SQL’s default behavior makes it trivially easy to ship TOCTOU races, atomicity gaps, and deadlocks in transaction code that looks correct.
Key Takeaways
A textbook TSQL money-transfer procedure requires atomicity, UPDLOCK row locking, and upfront lock acquisition to be correct – three non-obvious steps.
TOCTOU bugs occur when a balance check and subsequent UPDATE run in separate steps without holding a lock across both.
Deadlocks emerge when concurrent transactions acquire row locks in different orders; ORDER BY does not reliably prevent this because locks follow row-read order, not result order.
The author proposes a Rust-inspired “fearless concurrency” database layer: atomic transactions by default, explicit checkpoints, user-managed locks, and static deadlock detection.
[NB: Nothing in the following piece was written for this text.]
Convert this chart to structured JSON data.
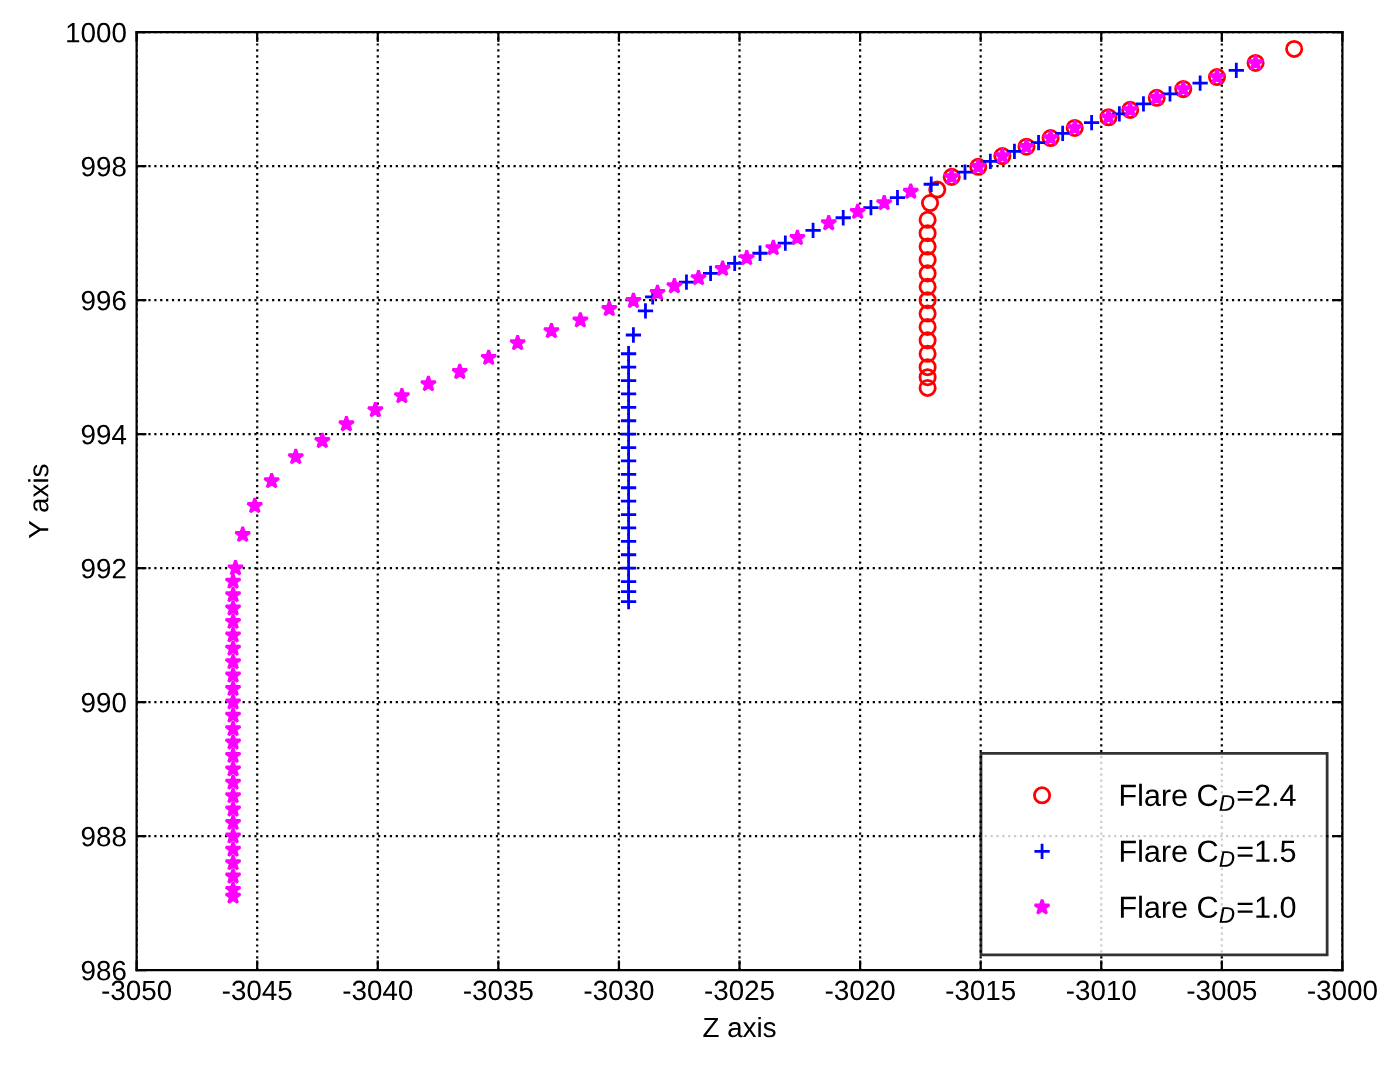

The proposed system trades throughput for correctness, leaving SQL in place for use cases where correctness is less critical.
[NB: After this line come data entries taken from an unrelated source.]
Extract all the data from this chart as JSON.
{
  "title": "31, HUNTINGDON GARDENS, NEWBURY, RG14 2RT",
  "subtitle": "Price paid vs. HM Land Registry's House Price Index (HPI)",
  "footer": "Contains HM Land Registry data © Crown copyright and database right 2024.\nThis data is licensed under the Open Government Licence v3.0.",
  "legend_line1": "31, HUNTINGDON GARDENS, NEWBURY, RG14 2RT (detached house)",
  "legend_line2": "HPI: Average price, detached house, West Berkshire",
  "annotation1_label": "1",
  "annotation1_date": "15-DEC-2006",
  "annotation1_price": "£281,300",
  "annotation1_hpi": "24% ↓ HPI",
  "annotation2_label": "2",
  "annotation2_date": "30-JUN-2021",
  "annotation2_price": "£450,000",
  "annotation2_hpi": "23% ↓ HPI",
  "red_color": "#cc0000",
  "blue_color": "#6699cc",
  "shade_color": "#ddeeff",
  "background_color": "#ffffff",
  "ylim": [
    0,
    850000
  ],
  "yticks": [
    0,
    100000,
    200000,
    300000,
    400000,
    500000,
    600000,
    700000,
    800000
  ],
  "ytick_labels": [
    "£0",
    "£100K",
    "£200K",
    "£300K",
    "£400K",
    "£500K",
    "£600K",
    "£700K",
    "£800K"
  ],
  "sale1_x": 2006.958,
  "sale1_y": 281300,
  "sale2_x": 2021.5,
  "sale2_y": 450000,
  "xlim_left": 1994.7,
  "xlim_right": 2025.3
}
Hacker News Comment Review
Commenters quickly noted the idiomatic fix the article downplays: a single UPDATE ... WHERE balance >= 10 collapses check and mutate atomically, eliminating TOCTOU without extra locking syntax.
One commenter flagged that append-only debit/credit ledger patterns make the problem worse – a SELECT-then-INSERT flow breaks ACID assumptions even when developers think they are safe.
There is skepticism that the framing is fair: SQL is a declarative query language, and using it for imperative transactional control is already outside its original design scope.
Notable Comments
@giancarlostoro: Caching layers and distributed systems can surface stale reads even after fixing DB-level concurrency, making the problem harder than the article’s scope.